Perplexity <- unlist(lapply(result, function(x) x$Perplexity))
perx_df <- data.frame(
Topics = 2:9,
Perplexity = Perplexity
)
ggplot(perx_df, aes(x = Topics, y = Perplexity))+ geom_line()+theme_minimal()+geom_vline(xintercept = 7, color = "blue")
Based on our model selection analysis, k = 7 topics provides an optimal balance between model fit and interpretability. This provides biologically meaningful spatial topics that align well with known tissue structures and cellular interactions in the tumor microenvironment. Choosing number of topics (clusters) sometimes is subjective since there is often no real number of clusters in real biological dataset.
## Gibbs sampling for SpaTopic
system.time(gibbs.res<-SpaTopic_inference(dataset, ntopics = 7, sigma = 50, region_radius = 400))
#> [11:27:15] [SpaTopic INFO] Number of cells per image: 100149
#> [11:27:15] [SpaTopic INFO] Start initialization...
#> [11:27:15] [SpaTopic INFO] Number of Initializations: 10
#> [11:27:33] [SpaTopic RESULT] Min perplexity during initialization: 11.6302
#> [11:27:33] [SpaTopic INFO] Number of region centers selected: 971
#> [11:27:33] [SpaTopic INFO] Average number of cells per region: 103.14
#> [11:27:33] [SpaTopic PROGRESS] Initialization complete. Starting Gibbs sampling...

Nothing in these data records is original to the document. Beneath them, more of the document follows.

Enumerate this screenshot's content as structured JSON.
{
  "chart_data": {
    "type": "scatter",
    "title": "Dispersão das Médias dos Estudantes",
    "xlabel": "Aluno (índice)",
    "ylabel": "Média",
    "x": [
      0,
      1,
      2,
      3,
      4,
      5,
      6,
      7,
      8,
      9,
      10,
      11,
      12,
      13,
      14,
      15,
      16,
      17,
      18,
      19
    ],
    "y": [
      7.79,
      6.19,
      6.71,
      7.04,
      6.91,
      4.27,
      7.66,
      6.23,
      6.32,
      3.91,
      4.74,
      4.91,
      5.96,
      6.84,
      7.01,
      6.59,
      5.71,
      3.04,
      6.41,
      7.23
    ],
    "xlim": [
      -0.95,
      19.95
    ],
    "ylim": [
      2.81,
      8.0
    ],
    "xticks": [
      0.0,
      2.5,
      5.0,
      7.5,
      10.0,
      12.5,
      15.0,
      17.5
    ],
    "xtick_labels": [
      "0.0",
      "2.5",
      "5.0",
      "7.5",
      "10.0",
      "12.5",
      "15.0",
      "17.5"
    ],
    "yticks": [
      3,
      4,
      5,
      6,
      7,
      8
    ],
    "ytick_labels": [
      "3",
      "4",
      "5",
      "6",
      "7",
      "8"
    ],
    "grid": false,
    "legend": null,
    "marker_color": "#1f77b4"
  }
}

#> [11:28:09] [SpaTopic COMPLETE] Gibbs sampling completed successfully
#> [11:28:09] [SpaTopic RESULT] Final model perplexity: 11.3156
#> user system elapsed
#> 54.314 0.086 54.550
## In the new version of SpaTopic, the final topic assignments is in cell topics.
nano.obj$Topic <- as.factor(gibbs.res$cell_topics)
library(ggplot2)
palatte<- c("#0000FFFF","#FF0000FF","#00FF00FF","#009FFFFF","#ff00b7fa","#005300FF","#FFD300FF")
ImageDimPlot(nano.obj, fov = "lung5.rep1", group.by = "Topic", axes = TRUE,
dark.background = T,cols = palatte) + ggtitle("Topic")
Parameter Choice
When running SpaTopic, both sigma
and
region_radius
should be set based on image resolution and
tissue complexity:
For whole-slide imaging applications, select
region_radius
to include at least 100 cells per region on average. Note that different imaging platforms may report spatial coordinates in either pixels or microns, so adjust parameters accordingly.The
sigma
parameter should be tuned in conjunction withregion_radius
. Empirically, we’ve found that settingsigma
to approximately the square root ofregion_radius
works well as a starting point for parameter tuning.Small
sigma
andregion_radius
will focus on more local structure while ignoring global structure.